Charles originally serviced as 5944 in the 5th Battalion Scots Guards, his number suggesting he enlisted between 3rd January 1907, and 20th April 1908. He would have undergone military training after enlisting, possibly attending the Duke of York Royal Military School, Royal Hibernian Military School, or the Queen Victoria School. Between 1910 and 1911, Charles enlisted at Aldershot for the D company of the 1st Battalion Leicestershire Regiment serving as 9218. When war broke out, the 1st battalion were based in Femoy, Ireland whereby they returned to Cambridge for training before disembarking on the 9th September 1914 and landing at St. Nazaire on the 10th. On the 13th they were billeted at Montcerf, and then began their long march to Aisne.

Charles Dibble Medal Roll © Ancestry.com
Charles Dibble Medal Roll © Ancestry.com
Charles Dibble Index of War Deaths  © CWGC
Charles Dibble Index of War Deaths © CWGC

Charles would have engaged in the battle at Fosse Marguel, with the battalion’s involvement in the First Battle of Ypres, marching to Rue du Bois, then Armentieres, Bois Grenier on the 19th October.
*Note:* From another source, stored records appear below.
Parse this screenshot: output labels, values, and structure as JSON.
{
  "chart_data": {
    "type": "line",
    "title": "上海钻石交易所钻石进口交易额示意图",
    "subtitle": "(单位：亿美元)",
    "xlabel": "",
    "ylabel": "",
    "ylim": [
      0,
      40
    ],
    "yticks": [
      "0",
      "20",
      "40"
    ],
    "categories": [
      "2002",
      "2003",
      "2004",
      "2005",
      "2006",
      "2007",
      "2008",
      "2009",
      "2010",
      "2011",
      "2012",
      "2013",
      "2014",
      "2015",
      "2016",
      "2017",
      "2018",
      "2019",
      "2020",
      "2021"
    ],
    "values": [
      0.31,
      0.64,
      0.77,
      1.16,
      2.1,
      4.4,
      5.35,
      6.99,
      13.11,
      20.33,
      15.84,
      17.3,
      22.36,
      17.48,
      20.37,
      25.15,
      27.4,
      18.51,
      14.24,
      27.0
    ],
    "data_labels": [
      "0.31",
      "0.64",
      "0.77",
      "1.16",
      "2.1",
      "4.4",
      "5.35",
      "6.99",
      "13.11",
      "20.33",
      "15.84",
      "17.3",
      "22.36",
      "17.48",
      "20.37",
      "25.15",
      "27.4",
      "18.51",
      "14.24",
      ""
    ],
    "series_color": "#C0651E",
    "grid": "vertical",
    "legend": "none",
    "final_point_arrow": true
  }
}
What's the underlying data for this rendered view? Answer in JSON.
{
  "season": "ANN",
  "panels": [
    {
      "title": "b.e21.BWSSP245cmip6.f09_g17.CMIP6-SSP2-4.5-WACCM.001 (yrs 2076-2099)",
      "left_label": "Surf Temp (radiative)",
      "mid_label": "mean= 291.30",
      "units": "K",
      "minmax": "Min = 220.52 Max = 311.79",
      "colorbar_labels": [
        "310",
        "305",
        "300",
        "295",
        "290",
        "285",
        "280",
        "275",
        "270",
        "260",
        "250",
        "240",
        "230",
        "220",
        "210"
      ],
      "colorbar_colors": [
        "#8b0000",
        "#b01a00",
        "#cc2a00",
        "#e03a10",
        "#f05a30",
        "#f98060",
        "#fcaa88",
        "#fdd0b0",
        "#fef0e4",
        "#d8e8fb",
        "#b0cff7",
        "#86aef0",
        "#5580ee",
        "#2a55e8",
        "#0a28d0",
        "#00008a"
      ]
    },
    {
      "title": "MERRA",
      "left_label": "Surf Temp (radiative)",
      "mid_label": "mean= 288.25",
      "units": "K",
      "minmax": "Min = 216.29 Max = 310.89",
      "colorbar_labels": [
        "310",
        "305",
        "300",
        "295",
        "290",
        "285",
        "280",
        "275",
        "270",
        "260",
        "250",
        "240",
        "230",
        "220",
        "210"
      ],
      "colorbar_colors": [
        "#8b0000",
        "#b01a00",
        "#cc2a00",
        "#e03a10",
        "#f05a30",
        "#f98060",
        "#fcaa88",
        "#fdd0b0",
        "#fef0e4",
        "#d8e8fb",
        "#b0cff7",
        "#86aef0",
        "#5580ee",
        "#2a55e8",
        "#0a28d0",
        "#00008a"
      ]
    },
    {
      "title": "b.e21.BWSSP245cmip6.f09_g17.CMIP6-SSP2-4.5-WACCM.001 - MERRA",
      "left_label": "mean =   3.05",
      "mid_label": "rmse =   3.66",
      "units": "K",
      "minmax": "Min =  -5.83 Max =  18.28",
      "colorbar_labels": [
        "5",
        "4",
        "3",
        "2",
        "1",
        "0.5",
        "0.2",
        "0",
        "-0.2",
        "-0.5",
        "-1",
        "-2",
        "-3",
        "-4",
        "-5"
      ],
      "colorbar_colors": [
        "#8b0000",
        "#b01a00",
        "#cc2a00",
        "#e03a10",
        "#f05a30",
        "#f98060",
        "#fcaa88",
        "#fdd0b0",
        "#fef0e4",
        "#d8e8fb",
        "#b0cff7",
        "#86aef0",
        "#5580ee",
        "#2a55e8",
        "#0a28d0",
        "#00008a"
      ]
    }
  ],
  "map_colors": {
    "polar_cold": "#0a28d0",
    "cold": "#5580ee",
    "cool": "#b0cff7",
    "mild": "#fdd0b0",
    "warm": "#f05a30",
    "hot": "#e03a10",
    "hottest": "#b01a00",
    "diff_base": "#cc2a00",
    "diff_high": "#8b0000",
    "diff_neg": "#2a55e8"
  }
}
They spent the first months holding this line under terrible conditions and suffering many casualties, and it was between the 19th October and the 22nd November that the first Salient was created. Ypres remained in possession of the allies throughout the war and became an important symbol for gallantry and sacrifice. Charles was wounded in the regiment’s first casualties, possibly on the 26th September 1914 and was taken as a prisoner of war until he sadly died on his wounds on the 6th November 1914 aged 25. It is possible that he was wounded and treated at Rue-du-Bois, but is commemorated at Lille Southern Cemetery.

Lille was occupied by the Germans from the 27th August, and remained in their hands almost completely until the end of the war. It was used by the 39th Stationary Hospital and as the 1st Australian Casualty Clearing Station, meaning Charles could have been treated here. There are 600 casualties commemorated at Lille Southern Cemetery.

Charles Dibble Grave

Born                        Dorking
Lived                       2 Falkland Gardens, Dorking
Husband of             Ellen Jane Dibble of 15 Bartholomew Square, Old Street, London

Enlisted                   Aldershot

Regiment                 1st Battalion, Leicestershire Regiment
Number                   9218

Former Regiment     Scots Guards 5944

Date of Death           6th November 1914
Place of Death          France
Cause of Death        Died of Wounds as a Prisoner of War.